The computer installation is one of the results of a 10-year collaboration between the computer maker and health care provider.

IBM Vice Chairman Gary Cohn and Cleveland Clinic CEO Tom Mihaljevic are among the executives who are planning to unveil the IBM Quantum System One computer that has been installed at the health system's main campus in Cleveland at a formal event on Monday evening.

The computer installation is one of the results of a 10-year collaboration between the computer maker and health care provider that was announced in March 2021 to create a joint center that uses high-performance computing, the hybrid cloud, artificial intelligence and quantum computing technologies to speed health care discoveries.

The center, called the Discovery Accelerator, is expected to build a research and clinical infrastructure to empower big-data medical research, discoveries for patient care and novel approaches to public health threats, such as the Covid-19 pandemic, the partners said in 2021.

The computer also figures into the $565 million Cleveland Innovation District, announced in January 2021, which centers on the Clinic's Global Center for Pathogen & Human Health Research, in which the Clinic is investing $300 million.

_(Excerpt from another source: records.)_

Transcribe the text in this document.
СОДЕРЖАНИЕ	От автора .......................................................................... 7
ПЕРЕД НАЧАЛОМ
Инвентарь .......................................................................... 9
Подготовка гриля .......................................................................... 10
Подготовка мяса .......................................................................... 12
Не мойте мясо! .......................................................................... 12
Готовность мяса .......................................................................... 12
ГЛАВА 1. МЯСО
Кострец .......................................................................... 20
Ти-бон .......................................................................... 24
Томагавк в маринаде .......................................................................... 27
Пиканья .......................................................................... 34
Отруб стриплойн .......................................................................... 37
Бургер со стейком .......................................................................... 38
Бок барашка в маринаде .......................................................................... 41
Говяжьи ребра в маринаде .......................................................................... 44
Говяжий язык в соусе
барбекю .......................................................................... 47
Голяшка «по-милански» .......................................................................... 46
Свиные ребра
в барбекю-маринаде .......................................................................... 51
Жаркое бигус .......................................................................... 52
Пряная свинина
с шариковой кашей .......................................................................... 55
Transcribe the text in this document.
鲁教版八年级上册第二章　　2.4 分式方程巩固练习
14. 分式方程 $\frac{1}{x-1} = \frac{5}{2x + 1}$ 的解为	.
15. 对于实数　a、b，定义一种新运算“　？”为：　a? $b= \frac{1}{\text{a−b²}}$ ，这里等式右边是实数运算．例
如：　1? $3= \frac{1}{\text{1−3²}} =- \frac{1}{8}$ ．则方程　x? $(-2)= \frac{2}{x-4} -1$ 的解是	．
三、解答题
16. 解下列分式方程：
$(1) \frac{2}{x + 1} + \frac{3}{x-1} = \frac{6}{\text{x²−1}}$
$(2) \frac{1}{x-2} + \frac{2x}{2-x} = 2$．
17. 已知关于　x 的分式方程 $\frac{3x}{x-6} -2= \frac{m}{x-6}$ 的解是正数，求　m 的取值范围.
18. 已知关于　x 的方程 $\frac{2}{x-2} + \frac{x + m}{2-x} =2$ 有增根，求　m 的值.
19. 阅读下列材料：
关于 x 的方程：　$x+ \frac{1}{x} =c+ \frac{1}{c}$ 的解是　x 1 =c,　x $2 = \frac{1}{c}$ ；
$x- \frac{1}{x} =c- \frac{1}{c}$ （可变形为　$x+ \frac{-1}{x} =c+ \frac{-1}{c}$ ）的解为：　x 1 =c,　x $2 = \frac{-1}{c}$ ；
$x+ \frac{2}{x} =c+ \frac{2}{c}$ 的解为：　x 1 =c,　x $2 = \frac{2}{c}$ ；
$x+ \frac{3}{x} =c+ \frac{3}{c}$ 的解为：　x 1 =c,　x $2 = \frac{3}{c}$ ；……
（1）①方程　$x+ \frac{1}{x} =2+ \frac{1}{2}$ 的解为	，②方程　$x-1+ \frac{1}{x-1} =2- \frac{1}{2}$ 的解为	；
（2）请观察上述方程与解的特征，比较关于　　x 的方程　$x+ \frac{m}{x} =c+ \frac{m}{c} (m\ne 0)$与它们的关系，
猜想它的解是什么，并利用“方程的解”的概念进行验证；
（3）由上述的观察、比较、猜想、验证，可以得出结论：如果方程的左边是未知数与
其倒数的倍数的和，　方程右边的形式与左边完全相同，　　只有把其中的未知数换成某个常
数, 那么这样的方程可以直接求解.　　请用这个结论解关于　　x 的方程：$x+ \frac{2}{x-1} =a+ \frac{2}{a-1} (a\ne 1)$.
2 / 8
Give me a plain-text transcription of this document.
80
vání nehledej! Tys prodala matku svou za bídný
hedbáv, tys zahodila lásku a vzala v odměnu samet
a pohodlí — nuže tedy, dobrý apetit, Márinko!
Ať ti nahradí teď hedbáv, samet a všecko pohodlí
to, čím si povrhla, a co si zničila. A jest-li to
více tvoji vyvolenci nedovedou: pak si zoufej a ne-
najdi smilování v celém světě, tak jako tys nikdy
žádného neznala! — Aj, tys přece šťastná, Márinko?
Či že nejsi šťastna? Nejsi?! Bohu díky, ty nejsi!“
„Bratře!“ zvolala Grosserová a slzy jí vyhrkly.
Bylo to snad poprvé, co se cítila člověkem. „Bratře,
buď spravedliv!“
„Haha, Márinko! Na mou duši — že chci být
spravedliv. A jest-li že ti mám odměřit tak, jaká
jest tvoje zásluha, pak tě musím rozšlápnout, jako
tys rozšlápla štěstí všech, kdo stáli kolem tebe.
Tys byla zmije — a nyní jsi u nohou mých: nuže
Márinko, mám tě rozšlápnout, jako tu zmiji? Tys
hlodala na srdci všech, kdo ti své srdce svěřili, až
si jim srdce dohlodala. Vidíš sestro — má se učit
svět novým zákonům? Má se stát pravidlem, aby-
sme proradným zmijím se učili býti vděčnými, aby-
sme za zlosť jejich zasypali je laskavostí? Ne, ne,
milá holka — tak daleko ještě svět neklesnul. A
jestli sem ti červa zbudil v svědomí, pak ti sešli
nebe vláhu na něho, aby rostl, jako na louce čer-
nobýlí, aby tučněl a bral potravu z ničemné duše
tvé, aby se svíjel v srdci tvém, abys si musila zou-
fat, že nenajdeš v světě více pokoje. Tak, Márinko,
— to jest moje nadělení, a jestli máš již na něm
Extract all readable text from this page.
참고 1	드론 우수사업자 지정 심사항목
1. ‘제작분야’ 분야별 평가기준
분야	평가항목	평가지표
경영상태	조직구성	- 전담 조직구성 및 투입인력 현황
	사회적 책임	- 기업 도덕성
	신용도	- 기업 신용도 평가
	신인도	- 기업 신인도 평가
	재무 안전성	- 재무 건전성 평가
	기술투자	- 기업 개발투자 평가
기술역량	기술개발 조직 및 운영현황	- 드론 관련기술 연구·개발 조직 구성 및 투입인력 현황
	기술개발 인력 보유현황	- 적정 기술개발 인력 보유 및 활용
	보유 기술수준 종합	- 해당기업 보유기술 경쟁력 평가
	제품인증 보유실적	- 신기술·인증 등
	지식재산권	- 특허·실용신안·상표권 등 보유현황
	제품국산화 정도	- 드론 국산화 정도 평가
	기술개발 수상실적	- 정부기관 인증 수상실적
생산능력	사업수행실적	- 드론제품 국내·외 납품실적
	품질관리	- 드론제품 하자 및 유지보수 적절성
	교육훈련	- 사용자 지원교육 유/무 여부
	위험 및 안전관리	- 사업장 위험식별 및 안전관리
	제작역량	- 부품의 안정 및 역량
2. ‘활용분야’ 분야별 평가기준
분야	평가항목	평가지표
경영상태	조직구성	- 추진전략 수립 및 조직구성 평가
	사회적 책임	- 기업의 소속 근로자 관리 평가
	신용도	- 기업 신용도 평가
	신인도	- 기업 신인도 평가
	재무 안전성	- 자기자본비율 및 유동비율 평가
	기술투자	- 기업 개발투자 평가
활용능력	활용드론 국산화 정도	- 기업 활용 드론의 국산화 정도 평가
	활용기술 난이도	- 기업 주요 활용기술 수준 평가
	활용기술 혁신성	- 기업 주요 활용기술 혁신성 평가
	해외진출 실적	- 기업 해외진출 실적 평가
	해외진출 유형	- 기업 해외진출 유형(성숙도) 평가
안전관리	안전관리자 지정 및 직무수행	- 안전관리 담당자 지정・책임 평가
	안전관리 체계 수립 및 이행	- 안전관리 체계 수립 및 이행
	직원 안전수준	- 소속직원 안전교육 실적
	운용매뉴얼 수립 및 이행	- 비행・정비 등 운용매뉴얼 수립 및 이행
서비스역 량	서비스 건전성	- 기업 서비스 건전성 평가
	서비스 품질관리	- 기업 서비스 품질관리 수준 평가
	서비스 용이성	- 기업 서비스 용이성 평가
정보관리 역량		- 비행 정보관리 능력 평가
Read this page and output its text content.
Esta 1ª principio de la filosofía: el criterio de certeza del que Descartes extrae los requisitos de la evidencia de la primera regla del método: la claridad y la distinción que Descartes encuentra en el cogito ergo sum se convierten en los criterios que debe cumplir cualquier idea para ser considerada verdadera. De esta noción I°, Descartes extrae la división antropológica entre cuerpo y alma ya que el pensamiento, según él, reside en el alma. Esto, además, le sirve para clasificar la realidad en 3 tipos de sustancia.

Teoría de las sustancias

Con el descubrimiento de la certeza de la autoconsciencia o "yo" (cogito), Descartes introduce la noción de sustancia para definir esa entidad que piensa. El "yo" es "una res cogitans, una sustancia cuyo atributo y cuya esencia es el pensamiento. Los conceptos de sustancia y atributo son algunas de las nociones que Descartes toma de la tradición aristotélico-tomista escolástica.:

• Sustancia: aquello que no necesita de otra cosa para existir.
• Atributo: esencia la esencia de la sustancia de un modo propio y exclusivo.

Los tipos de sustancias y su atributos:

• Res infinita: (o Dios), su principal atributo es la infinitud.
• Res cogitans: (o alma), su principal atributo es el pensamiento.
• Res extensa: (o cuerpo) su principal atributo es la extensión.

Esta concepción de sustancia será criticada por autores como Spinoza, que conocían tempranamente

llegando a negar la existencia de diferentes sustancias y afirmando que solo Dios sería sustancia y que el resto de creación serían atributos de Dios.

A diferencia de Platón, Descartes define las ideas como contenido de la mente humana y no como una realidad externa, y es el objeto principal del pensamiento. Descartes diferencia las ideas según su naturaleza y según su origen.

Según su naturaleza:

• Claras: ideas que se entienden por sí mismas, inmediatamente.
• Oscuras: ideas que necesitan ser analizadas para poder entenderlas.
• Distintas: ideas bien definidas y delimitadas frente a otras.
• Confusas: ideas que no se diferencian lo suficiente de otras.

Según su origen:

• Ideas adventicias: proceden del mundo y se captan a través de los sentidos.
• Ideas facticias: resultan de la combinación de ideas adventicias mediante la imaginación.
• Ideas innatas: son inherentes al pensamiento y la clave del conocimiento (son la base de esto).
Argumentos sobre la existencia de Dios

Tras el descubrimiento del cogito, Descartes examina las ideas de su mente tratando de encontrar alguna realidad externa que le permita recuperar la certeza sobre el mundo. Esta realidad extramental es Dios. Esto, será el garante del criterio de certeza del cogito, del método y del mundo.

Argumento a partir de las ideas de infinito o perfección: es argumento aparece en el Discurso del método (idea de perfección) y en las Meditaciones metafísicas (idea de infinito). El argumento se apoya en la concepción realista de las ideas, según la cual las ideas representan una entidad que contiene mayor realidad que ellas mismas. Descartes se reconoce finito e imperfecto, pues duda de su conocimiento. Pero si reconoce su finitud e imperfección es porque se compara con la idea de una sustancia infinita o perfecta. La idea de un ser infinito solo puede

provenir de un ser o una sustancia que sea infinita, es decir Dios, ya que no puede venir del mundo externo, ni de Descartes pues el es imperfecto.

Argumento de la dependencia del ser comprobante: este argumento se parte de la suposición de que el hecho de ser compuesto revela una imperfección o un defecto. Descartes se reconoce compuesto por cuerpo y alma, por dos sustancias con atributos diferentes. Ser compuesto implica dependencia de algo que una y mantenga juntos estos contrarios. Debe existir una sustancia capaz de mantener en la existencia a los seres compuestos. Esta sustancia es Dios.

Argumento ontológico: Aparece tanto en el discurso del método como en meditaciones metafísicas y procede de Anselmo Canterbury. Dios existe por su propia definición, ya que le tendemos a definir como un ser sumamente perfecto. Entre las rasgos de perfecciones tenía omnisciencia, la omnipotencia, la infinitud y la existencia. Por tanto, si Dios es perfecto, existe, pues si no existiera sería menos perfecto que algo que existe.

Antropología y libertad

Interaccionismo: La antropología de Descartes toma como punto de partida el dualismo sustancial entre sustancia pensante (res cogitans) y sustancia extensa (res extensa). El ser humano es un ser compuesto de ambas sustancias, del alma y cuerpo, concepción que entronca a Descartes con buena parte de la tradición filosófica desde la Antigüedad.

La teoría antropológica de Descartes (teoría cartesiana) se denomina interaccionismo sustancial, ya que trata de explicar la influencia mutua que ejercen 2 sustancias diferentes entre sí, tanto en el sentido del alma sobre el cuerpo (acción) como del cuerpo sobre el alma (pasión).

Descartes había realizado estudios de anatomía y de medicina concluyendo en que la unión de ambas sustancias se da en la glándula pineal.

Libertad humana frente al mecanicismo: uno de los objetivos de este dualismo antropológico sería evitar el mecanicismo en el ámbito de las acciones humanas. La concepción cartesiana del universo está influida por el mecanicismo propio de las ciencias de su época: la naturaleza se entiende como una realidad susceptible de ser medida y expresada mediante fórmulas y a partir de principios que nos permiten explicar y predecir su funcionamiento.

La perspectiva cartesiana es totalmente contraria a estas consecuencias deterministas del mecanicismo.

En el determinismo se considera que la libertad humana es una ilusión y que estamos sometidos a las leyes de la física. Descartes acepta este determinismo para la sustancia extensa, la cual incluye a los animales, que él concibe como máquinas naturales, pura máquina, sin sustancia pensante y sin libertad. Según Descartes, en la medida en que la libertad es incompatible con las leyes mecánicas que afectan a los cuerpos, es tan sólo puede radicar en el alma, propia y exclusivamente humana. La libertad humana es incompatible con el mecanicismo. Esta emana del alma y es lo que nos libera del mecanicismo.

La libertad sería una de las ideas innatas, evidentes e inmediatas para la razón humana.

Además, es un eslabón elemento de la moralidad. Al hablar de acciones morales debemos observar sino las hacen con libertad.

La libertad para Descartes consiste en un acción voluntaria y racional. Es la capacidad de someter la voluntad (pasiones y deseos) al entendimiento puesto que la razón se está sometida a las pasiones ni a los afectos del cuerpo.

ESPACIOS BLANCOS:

Discovery Accelerator researchers plan to use advanced computational technology to generate and analyze data that enhances research at the global pathogen center in areas such as genomics, single-cell transcriptomics, population health, clinical applications, and chemical and drug discovery, the partners said in 2021.

The event also marks the installation of the first on-site, private IBM (NYSE: IBM) quantum computer in the United States and the first quantum computer in the world dedicated to health care research, said Danielle Cerasani, an account executive at public relations firm Weber Shandwick, in an email.

Lt. Gov. Jon Husted, Cleveland Mayor Justin Bibb, Congresswoman Shontel Brown and Susan Monarez, a National Institutes of Health leader, also are expected to attend the computer unveiling at the Clinic's Lerner Research Institute.

Correction/Clarification
IBM's new quantum computer on Cleveland Clinic's campus is part of the Cleveland Innovation District.